Меня словно насильно раздели догола на площади, и не получилось скрыть себя чешуёй.
Неспокойно.
Тревожно.
Стыдно.
– Дарион, кажется, я совершила глупость.
Он сорвал с себя ментальный амулет. Его чувства накрыли меня с головой: нежность, сожаление, чувство вины, тревога и радость. Дарион подхватил меня на руки. В стене открылся проём, и Дарион внёс меня в темноту.
Нежность-нежность и близость желанной женщины, пламя противоречивых чувств, жар, холод, и это настораживающее чувство вины, утопающее в уверенности и желании защищать.
И много-много маленьких и больших вспышек нежности, желания, любви, восторга, смешанных с поцелуями, треском одежды под когтями, прикосновениями и жаром сплетающихся тел – такое долгожданное счастье потерять себя и потеряться на время близости…
* * *
– Оставайся. – Лёжа на диване в своём кабинете, Дарион смотрел, как я, не сумев с пятого раза восстановить сюртук, скручиваю его и перебрасываю через руку.
В рубашке и жилетке я выглядела несколько фривольно, но для позднего вечера приемлемо.

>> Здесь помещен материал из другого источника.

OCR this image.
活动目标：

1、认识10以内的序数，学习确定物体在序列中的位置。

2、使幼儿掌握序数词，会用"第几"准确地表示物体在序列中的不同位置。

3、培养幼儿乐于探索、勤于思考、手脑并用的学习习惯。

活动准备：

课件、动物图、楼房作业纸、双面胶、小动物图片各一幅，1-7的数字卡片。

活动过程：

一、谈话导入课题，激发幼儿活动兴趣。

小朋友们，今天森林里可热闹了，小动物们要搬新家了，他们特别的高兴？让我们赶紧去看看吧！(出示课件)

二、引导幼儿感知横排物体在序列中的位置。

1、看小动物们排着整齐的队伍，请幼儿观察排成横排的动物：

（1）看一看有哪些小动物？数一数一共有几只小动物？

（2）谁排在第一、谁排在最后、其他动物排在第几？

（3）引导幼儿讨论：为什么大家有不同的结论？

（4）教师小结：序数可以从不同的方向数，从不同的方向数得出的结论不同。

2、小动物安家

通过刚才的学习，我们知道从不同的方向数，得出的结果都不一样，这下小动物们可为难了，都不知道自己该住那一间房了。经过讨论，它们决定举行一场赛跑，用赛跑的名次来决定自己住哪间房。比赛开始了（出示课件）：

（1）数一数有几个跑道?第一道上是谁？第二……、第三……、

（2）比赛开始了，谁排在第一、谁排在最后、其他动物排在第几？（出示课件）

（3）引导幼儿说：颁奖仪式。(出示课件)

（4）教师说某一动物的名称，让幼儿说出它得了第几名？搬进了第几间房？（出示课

Остаться почти хотелось, но я могла проснуться в объятиях Дариона от рассветного кошмара и… Уверенность Дариона в том, что в моей власти остановить эти кошмары, если действительно захочу оставить прошлое в прошлом, могла в нынешнем моём немного взвинченном состоянии привести к ссоре.
Я не могла остановить кошмары – иначе не мучилась бы, а спала спокойно.

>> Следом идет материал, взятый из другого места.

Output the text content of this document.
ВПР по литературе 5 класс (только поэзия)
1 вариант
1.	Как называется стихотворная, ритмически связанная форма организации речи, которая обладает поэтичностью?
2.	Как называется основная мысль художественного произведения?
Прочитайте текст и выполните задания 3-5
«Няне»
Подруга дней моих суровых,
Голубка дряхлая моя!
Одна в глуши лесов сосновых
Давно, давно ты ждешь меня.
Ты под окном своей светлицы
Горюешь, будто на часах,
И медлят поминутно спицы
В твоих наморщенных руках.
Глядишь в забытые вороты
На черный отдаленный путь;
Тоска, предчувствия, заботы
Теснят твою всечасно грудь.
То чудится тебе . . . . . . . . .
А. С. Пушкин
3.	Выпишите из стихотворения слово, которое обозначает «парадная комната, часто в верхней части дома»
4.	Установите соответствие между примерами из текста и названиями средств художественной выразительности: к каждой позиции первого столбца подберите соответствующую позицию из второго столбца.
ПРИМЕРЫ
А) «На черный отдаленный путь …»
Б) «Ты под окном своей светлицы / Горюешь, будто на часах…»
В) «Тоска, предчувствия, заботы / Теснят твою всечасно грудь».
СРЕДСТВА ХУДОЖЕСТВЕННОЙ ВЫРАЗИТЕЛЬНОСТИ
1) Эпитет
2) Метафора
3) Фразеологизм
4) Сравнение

И меня по-прежнему сильно тревожила осведомлённость Валерии о моей тайне. Я переживала это тяжелее, чем ожидала на уровне планирования.
Срываться на Дарионе не хотелось, и я ответила:
– Могу потребоваться Элору, не хочу потом объяснять, что делаю у тебя ночью.
– Как что? Пьёшь и играешь в карты. – Дарион сел и подтянул под спину подушку. – Эзалон подтвердит, что он был третьим. Санаду может сказать, что стал четвёртым, но, боюсь, в такой расклад точно не поверят.
– На них нет браслетов, позволяющих отследить их положение на территории Академии?
– Они всегда могут сказать, что оставили их в другом месте.
– А ты знаешь, где Эзалон? – попыталась сменить тему. – Что-то я последнее время его не вижу. И ты случайно не в курсе, сколько обычно жалоб друг на друга профессора и магистры пишут? У меня такое чувство, что они специально строчат всякую ерунду, чтобы мы с Элором взбесились и ушли.
Эмоции Дариона полыхнули ревностью, я застыла, заставляя чешую убраться со спины.
– Я не собираюсь становиться четвёртой любовницей, – предупредила, отворачиваясь к двери.
Меня жгло его тревогой, его… страхом меня потерять.
И он прав: эти чувства не совсем то, что я хотела бы ощутить.
– Ещё раз спасибо за подарок и спокойной ночи.
Лишь покинув пустые тёмные коридоры корпуса боевых магов и пройдя полсотни шагов в свете фонарей, я поняла, что Дарион ждал от меня совсем других слов.
Не «я не собираюсь становиться четвёртой любовницей», а «я тебя люблю».
Но всё во мне противилось возвращению: я устала, не хотела разговоров о личном, не хотела думать о своей невольной жестокости, а рядом с Дарионом это точно случилось бы.
И я позволила себе поверить, что это неважно, что я могу исправить это в другой раз. А там и студенты на дорожке появились. Это были озаранцы: сейчас их легко узнать по четырём вертикальным алым полосам на лбу – знаке их траура по двум озаранским принцам и их избранным.